Final project for CS4262. Group members: Chang Yu, Amy Chen, Hunter Wang
There are two versions of the PCA-SVM pipeline, the ipynb uses the same set of train, test, validation set as used in VGG16 model (hosted in GDrive).
The scripts (util.py, pca_svm.py) in this project assume the directory structure below:
/masked-face-classifier
|_/CMFD <- correctly masked face images
|_/00000
|_00000_Mask.jpg
|_00001_Mask.jpg
...
|_/00010
...
|_/IMFD <- incorrectly masked face images
|_/00000
|_/00010
...
To run the pca-svm pipeline, clone this repo, change to the corresponding directory, and simply type the command python pca-svm.py
.
Read images as gray scale images (1024, 1024). Downsample to (256,256) by averaging the pixel values in each 4 by 4 pixel block. Finally, flatten the 2d matrix into a 1d vector.

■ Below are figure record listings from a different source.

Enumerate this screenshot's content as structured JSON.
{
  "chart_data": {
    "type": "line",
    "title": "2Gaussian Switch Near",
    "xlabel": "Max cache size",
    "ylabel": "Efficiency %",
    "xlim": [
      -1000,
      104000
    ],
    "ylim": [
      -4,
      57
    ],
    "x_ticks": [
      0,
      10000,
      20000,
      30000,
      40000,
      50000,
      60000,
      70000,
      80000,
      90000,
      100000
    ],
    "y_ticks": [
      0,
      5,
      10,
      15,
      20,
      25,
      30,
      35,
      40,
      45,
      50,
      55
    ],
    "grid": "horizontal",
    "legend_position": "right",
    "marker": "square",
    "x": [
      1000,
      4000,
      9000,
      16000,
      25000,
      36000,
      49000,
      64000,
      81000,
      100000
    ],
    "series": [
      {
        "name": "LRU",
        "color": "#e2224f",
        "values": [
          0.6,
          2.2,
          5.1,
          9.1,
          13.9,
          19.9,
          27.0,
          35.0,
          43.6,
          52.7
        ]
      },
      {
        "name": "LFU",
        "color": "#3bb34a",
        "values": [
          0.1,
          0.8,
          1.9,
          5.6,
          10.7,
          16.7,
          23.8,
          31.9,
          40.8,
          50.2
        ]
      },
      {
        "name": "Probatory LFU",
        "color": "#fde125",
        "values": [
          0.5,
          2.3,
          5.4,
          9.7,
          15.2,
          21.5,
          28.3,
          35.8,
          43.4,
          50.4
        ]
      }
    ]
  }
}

A straightforward grid search cross validation is used for selecting the hyperparameters for SVM. The parameter grid used is as below:
'C': [1e3, 5e3, 1e4, 5e4, 1e5]
'gamma': [0.0001, 0.0005, 0.001, 0.005, 0.01, 0.1]
Below is the classification report for the pca-svm model I just trained (~2000 images used):
precision recall f1-score support
Incorrectly maksed 0.85 0.83 0.84 219
Correctly masked 0.79 0.81 0.80 171
accuracy 0.82 390
macro avg 0.82 0.82 0.82 390
weighted avg 0.82 0.82 0.82 390
And below is the normalized confusion matrix:
Considering the fact that I only used a very small portion of the dataset, I'd say it's looking pretty good so far.
If the same set of training, testing data is used as in the VGG16 model, the results are as below:
precision recall f1-score support
Incorrectly maksed 0.85 0.86 0.86 299
Correctly masked 0.86 0.85 0.85 293
accuracy 0.85 592
macro avg 0.85 0.85 0.85 592
weighted avg 0.85 0.85 0.85 592
Loaded the data in as target size (224,224) to construct a VGG16 model using Keras.
For the VGG16 model, the model was trained using 2540 images (equally masked and unmasked) and tested on a test set of 300 images each and a test set of 592 images. The training and validation accuracies and corresponding losses are shown in Figure 4 below. The training process stopped after 46 epochs and took about 1220 seconds with a validation accuracy of 99.7%. Then we used the best model to test on the test set of images and the final test accuracy is 98.0%. Below is the training result:
The results from both methods are very promising. The accuracy of the PCA-SVM method is higher than our previous expectation. The VGG16 Model works very well for this task as our expectation. However, there are still some limitations in our research and experiments:
- We only used a very small subset of the dataset. The hosting server of the dataset is located in western europe, so the downloading is very slow and unstable. Thus, it was unrealistic for us to download a larger subset of the data.
- The VGG16 model requires a decent GPU. However, we didn’t have a good enough GPU to run the model, so we chose to use Google Colab to run our experiments. Because the training is very slow, we still used a very small subset of the original dataset.
- The dataset we used was simulated and does not come from real world photos of people wearing masks correctly/incorrectly. It would be interesting to further investigate how the models perform on real-world data.
- The faces in the dataset always have masks on - they are just not worn correctly. It would be more interesting to see if our models could correctly detect faces without masks at all despite being only trained on a dataset whose subjects always had masks on.